Digital Magazine

The Fundamentals of Adhesive Coatings

By Chuck Noll, Vice President of Sales & Marketing at Kent Adhesive Products Company


Many adhesive coatings are custom-engineered to solve limitless application challenges. The coating type and technique are carefully selected, often through extensive trial and error, to provide optimal results. Experienced coaters must account for a wide variety of variables and customer preferences before selecting and testing a solution. Adhesive coatings are common and used globally in a multitude of functions. Vinyl can be coated with pressure sensitive adhesives for use in signage, wall graphics, or decorative wraps. Gaskets and “O”-rings can be adhesive coated so they can be permanently affixed to various products and equipment. Adhesive coatings are applied to fabrics and non-woven materials so they can be laminated to hard substrates and provide a soft, protective, finish to secure cargo during transportation.


There are many factors that go into selecting a viable adhesive coating solution:

Substrates are often materials like paper, wall coverings, corrugated plastic, films and foils. Each has its own unique characteristics such as porosity, tensile strength and chemical resistance.

Release Liners are applied to protect the adhesive from contact and contamination before application. Liners can be made from a variety of materials and work in conjunction with the adhesive coating to control peel strength.

The application surface may be a concrete wall, carpeted floor, vehicle door, window, human skin or many others. The make-up of these surfaces must be taken into consideration when selecting/developing the right chemistry.

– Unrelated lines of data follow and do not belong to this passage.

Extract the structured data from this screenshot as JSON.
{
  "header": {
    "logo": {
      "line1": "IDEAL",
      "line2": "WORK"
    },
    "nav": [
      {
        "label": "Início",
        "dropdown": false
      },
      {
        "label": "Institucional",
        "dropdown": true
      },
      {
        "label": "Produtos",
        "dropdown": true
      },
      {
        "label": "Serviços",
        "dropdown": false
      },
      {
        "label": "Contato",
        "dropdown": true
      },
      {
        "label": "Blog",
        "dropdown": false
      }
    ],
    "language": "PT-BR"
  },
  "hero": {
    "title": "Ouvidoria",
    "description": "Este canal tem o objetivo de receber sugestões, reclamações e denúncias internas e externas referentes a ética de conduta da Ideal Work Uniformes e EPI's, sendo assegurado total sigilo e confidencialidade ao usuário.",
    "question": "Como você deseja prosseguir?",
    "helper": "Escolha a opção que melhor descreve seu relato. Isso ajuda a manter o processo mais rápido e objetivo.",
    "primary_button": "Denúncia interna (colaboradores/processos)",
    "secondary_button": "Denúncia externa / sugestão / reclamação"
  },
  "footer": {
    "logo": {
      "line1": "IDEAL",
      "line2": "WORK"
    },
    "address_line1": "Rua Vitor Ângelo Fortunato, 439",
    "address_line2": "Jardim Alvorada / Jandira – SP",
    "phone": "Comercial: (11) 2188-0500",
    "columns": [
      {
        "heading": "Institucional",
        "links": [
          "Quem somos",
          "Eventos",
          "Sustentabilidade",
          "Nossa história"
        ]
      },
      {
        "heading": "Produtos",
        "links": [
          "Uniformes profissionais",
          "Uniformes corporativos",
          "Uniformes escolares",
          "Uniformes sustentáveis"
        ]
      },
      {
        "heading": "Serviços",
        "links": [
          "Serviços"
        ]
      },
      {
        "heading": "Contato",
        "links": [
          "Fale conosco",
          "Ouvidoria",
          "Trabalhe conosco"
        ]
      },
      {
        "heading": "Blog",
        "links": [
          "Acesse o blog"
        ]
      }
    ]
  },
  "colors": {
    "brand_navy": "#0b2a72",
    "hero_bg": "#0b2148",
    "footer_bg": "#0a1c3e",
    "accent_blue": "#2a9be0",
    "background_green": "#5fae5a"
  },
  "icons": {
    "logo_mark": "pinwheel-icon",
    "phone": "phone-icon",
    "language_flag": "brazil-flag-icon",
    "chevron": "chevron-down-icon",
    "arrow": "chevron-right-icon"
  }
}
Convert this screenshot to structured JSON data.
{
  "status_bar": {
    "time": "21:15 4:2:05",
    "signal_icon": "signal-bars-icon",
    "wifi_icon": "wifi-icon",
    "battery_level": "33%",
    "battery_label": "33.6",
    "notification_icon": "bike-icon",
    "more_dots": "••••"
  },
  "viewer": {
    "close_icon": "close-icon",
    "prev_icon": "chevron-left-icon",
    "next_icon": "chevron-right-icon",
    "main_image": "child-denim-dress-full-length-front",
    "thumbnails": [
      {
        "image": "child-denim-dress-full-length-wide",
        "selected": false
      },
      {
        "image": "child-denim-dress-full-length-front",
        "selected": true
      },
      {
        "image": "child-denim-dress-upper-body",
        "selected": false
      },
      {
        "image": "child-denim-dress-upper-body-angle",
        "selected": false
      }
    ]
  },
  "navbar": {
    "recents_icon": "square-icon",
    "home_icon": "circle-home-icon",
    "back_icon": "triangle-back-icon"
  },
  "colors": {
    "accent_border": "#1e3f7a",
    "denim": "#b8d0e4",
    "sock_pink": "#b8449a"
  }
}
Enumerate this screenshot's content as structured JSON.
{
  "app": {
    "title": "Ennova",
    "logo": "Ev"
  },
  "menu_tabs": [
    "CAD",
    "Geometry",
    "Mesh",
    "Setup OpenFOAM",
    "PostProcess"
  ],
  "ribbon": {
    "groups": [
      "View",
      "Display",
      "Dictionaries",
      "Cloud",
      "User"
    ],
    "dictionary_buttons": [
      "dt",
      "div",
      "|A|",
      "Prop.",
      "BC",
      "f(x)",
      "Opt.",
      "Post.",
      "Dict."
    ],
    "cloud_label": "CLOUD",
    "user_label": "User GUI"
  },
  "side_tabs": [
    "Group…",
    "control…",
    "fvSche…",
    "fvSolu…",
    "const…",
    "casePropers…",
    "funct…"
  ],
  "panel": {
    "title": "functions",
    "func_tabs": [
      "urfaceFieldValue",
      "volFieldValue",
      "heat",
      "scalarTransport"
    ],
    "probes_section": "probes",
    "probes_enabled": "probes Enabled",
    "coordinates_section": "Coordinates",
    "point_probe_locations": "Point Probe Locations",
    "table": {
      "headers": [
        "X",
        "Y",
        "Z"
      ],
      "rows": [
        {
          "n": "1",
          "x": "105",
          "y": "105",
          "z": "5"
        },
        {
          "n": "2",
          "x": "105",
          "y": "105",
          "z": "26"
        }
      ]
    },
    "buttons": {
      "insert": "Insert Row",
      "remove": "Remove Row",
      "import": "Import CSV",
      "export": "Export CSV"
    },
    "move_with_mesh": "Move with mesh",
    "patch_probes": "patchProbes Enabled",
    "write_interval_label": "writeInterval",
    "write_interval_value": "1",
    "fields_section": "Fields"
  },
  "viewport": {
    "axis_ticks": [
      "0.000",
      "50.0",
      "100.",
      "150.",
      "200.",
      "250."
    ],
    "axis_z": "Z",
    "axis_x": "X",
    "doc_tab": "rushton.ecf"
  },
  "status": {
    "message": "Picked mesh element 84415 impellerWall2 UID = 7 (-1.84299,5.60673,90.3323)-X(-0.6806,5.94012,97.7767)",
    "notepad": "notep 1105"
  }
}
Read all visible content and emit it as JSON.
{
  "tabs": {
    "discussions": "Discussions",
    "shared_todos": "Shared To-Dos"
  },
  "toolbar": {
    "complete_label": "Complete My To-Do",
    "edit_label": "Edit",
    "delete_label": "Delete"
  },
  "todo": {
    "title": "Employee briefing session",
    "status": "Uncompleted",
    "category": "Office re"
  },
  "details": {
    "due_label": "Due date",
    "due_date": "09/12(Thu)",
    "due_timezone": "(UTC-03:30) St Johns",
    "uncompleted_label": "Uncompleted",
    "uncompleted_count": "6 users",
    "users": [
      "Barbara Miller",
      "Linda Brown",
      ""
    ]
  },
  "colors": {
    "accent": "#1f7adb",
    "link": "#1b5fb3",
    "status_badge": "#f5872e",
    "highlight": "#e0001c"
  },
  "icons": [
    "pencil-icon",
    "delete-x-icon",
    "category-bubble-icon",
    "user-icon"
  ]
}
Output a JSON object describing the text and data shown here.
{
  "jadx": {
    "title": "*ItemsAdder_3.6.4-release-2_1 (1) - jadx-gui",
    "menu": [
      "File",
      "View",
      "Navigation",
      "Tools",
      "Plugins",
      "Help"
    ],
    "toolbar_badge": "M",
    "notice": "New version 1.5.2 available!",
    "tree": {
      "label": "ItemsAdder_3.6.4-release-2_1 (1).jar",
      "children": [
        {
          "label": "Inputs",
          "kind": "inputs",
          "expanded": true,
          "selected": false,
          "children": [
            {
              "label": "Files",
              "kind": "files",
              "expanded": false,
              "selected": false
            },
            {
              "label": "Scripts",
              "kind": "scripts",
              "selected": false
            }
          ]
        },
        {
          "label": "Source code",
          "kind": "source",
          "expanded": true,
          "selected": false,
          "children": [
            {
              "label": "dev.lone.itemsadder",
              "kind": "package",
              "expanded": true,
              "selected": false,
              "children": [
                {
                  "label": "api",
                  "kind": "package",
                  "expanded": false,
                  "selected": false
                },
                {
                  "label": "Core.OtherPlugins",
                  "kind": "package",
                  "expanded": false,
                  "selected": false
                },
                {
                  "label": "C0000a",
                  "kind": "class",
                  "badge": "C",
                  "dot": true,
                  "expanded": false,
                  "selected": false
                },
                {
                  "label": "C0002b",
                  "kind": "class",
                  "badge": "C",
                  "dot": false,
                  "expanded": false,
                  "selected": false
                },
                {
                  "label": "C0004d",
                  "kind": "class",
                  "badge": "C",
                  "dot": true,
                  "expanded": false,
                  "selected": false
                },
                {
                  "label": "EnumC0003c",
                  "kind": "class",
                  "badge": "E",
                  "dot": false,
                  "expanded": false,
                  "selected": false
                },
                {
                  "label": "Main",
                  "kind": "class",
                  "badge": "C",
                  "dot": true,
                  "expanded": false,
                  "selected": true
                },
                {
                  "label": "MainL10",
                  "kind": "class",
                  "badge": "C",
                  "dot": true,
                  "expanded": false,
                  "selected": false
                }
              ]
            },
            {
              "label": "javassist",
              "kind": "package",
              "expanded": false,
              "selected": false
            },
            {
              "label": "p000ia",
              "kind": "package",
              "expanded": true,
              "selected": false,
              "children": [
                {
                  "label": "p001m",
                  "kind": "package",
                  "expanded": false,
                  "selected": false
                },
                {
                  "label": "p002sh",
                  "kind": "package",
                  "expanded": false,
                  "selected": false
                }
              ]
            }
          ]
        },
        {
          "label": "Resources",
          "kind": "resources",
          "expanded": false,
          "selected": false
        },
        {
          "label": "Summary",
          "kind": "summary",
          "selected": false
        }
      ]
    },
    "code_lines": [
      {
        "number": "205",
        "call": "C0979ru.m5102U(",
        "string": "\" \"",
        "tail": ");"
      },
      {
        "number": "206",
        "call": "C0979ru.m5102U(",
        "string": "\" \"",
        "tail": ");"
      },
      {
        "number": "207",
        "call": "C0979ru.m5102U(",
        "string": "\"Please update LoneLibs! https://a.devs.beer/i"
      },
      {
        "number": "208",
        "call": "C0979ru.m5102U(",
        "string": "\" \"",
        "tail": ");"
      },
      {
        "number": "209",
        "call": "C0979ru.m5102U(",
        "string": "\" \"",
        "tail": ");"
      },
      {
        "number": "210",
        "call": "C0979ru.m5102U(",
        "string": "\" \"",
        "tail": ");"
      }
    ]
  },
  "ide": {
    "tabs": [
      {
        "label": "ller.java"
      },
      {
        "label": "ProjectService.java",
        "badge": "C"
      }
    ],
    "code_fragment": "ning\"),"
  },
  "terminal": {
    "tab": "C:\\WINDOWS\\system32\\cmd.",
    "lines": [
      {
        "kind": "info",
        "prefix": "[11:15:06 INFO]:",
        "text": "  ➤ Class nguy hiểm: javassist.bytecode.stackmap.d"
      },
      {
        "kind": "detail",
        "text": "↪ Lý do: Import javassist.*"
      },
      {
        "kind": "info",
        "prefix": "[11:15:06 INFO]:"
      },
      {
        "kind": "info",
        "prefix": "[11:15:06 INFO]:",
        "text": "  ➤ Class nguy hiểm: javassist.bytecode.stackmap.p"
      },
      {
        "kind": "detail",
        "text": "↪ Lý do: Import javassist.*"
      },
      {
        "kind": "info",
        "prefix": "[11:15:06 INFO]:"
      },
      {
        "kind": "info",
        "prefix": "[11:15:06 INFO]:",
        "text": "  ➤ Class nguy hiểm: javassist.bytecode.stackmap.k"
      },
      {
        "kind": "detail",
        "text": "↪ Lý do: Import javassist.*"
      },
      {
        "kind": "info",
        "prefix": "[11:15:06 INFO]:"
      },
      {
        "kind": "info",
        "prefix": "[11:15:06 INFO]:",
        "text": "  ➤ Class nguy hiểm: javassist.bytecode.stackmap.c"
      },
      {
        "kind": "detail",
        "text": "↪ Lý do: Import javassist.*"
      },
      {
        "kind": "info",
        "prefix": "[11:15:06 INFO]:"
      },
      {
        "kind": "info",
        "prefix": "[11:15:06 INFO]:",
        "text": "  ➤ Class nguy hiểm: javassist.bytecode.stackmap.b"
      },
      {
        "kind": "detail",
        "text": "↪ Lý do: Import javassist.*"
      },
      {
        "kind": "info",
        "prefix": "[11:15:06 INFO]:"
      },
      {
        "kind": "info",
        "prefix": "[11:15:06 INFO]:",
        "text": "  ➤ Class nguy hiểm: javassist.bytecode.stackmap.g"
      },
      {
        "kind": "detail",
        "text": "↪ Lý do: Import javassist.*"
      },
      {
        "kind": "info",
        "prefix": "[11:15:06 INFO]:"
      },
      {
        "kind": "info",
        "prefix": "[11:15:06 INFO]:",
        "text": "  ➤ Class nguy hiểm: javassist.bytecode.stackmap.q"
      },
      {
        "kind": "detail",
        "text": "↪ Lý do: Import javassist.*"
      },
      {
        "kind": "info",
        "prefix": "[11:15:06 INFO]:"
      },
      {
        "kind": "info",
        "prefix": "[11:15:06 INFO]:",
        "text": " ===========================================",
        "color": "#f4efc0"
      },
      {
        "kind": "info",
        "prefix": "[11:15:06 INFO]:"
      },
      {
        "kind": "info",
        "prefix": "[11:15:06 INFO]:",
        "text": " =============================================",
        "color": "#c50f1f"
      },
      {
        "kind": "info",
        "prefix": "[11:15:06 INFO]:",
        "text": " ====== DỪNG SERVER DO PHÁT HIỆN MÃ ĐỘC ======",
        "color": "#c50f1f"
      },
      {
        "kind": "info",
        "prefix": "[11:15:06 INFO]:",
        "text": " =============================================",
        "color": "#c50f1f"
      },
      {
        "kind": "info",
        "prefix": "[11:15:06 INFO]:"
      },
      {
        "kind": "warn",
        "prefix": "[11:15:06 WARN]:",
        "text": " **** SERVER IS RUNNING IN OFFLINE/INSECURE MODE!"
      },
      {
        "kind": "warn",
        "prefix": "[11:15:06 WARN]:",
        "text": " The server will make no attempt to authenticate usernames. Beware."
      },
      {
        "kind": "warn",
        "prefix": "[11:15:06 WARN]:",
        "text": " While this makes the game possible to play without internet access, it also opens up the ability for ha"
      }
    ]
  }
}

Environmental conditions like extreme temperatures, moisture, direct or indirect sunlight, exposure to chemicals, indoor/ outdoor use, etc. will have some impact on adhesion and durability.

Green initiatives may determine selection of emulsion-based (water-based) adhesives over sol- vent (chemical-based) adhesives.

Other factors to consider are compatibility between the adhesive coating and a functional top-coat, type of printer/ink being deployed, and storage conditions.


There are numerous “off-the-shelf” chemistry options available in the marketplace. Sometimes, these chemistries can be used without modification. In many cases, they are modified with additives to optimize their performance.

Surfactants reduce surface tension to improve the rheology of the adhesive. This enables the adhesive to flow better and coat more evenly.

Defoamers may be added to reduce or eliminate the potential for air bubbles to occur within the coating.

Tints are often added to control opacity in white or clear substrates. This is a common practice for materials used for signage or back-lit displays.

Scents can be added for applications where the smell of the adhesive is scrutinized. Stick-to- skin cosmetic products sometimes require “scented” adhesive.


There are many types of coaters and coating methods. Basic requirements include choosing a coater that can accommodate the size and weight of the web (roll of raw material). State-of-the-art coaters typically have superior speed and tension controls necessary to handle a variety of substrates. Precise tension control is critical when applying coatings to thinner materials like films and foils. Coater selection is contingent on much more than just the physical fit. Different coating methods can be deployed depending on the intended result:

Gravure coating utilizes engraved cylinders that apply a specific amount of coating to the web depending on their engraved volume and the characteristics of the coating fluid. The cylinders are metered with a doctor blade which enables the user to apply precise and consistent coating weights across the web. Gravure coaters are most often used to apply thinner coatings to a web. Gravure coaters can be used for full web coating or pattern coating.

Reverse roll coating incorporates a pickup roll that is partially submerged in a coating pan. The coating fluid is applied to the pickup roll that, in turn, applies the chemistry to an applicator roll. The applicator roll applies the coating fluid to the web. The coating weight is controlled by roll speeds and the gap between the applicator roll and the pickup roll. A third roll, the backup roll, engages the web to the applicator roll and also controls the coating width. This method of coating is most often used to apply medium to heavy coating weights to the web.

Meyer Rod coating is often referred to as “Rod Coating”. This method of coating uses either an engraved rod or wound rod to meter off excess coating that has been applied to the web via an applicator roll or directly out of a pan. The larger the engraved or wound gaps in the rod, the thicker or heavier the coating weight that is applied to the web. This type of coating offers the ability to do a wide range of coating weights and is very flexible when it comes to the characteristics of the coating chemistries used.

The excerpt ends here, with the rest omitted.